There was a strategic logic. Nadella, after all, had been rapidly acquiring game studios since becoming chief executive in 2014, but Microsoft still lagged behind the competition, particularly in mobile, and needed more titles. An Activision deal would immediately turn Microsoft into the world’s third-largest gaming company by revenue and make it a seemingly unstoppable force. Meanwhile, no one was better suited than Microsoft to help Activision with its own shortcomings in A.I. and machine learning, data analytics, and so on.

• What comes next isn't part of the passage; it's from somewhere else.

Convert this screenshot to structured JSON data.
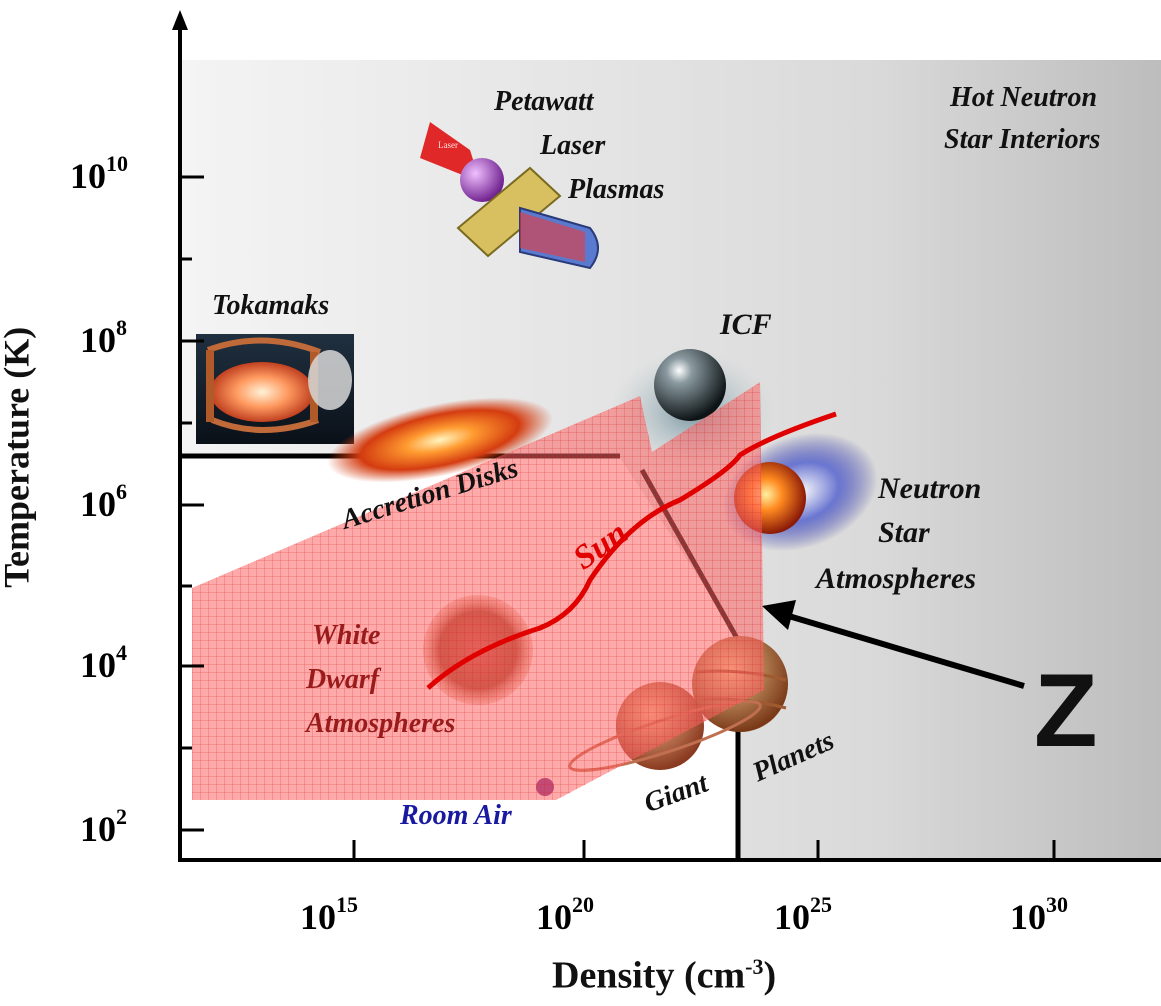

Thus began two months of negotiations that would ultimately result in the deal that was announced this week. Microsoft will pay $80 billion for Activision—the deal is valued at $69 billion because Activision has $11 billion in cash—which translates to $95 a share, or a 45 percent premium to Activision’s stock price before the sale was announced. Meanwhile, Kotick will stay on through the integration and be given a relatively graceful exit, concluding his thirty-year run at Activision with a narrative about its value to Microsoft, rather than further scrutiny over the issues that have roiled the company for the last year. “He was going to get killed. Now he buys himself some time with less bad press,” one Hollywood executive who knows Kotick told me, reflecting the conventional wisdom of the Sun Valley circle. “Then he can start investing, go on boards… He has great relationships.”

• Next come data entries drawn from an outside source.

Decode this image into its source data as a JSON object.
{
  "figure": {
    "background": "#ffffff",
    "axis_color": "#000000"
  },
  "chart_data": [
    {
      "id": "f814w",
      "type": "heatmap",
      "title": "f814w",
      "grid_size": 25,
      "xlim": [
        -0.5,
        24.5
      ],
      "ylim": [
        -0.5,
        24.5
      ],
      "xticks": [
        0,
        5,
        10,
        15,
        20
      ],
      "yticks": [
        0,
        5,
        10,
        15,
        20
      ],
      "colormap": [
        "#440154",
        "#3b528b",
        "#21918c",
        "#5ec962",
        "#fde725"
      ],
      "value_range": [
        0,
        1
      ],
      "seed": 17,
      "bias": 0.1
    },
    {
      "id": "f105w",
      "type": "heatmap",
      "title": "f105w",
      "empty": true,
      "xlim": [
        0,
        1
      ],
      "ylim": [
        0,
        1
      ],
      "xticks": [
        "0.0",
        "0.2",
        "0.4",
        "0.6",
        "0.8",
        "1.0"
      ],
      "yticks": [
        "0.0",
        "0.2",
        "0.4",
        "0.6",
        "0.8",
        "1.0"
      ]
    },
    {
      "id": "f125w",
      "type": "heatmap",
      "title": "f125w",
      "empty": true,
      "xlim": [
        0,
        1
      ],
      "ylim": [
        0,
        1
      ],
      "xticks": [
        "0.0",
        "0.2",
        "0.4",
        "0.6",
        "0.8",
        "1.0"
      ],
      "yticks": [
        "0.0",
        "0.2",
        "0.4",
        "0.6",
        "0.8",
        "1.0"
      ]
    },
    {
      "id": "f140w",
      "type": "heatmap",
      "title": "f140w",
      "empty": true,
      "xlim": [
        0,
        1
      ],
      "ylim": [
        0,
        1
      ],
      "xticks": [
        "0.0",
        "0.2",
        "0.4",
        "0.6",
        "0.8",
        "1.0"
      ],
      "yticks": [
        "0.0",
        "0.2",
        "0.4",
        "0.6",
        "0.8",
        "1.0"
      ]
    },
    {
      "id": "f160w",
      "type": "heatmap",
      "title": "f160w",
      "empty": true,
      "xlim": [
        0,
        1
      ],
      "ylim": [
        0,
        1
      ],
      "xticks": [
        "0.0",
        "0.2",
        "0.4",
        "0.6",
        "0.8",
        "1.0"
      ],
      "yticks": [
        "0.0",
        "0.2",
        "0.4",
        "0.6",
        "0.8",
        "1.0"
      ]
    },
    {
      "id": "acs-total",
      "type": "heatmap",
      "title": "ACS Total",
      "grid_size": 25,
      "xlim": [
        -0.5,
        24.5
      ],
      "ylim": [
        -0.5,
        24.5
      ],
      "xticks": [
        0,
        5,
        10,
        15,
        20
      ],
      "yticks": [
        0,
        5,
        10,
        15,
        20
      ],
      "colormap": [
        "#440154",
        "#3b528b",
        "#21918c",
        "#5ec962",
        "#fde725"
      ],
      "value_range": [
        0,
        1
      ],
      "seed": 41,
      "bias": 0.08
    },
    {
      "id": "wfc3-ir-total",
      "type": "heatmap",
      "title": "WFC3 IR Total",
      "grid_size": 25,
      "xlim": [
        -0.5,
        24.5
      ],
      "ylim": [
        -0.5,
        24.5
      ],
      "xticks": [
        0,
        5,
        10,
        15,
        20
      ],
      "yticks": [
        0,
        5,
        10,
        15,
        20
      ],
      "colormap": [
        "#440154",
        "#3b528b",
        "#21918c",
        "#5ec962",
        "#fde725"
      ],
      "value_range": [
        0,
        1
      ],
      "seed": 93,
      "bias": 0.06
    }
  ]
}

The majority of ink that has been spilled on Microsoft’s acquisition has rightly focused on what it means for Microsoft: with this deal, Nadella’s tech giant immediately becomes one of the most dominant forces in gaming—a space that has become not just the preferred source of entertainment for younger generations, but their primary online social sphere, and, theoretically, the vanguard for society’s transition to the virtual- and augmented-reality-based metaverse. On a more prosaic level, it allows Microsoft to consolidate the fast-growing mobile gaming industry, which is throwing off metric tons of cash, and to bolster Xbox’s content catalog with lucrative I.P. assets. Perhaps most important, it positions Nadella to double down on Microsoft’s Game Pass monthly subscription product—a cloud-oriented, Netflix-for-games style service that complements Microsoft’s strategic pivot to a recurring-revenue model.
But it’s important to note that Microsoft’s ability to make such a massively significant play for the future of the internet was only made possible by the very real and present-day problems that have beset Kotick’s gaming empire, and its stock price. It’s also worth noting that, for all the controversy surrounding Activision in the press in recent months, those problems weren’t pervasive enough to make Microsoft’s lawyers balk at the idea of bringing the company into the fold. Finally, in terms of the Bobby Kotick story, it’s worth noting that when push came to shove, he masterfully played a rough hand. No wonder the board had his back.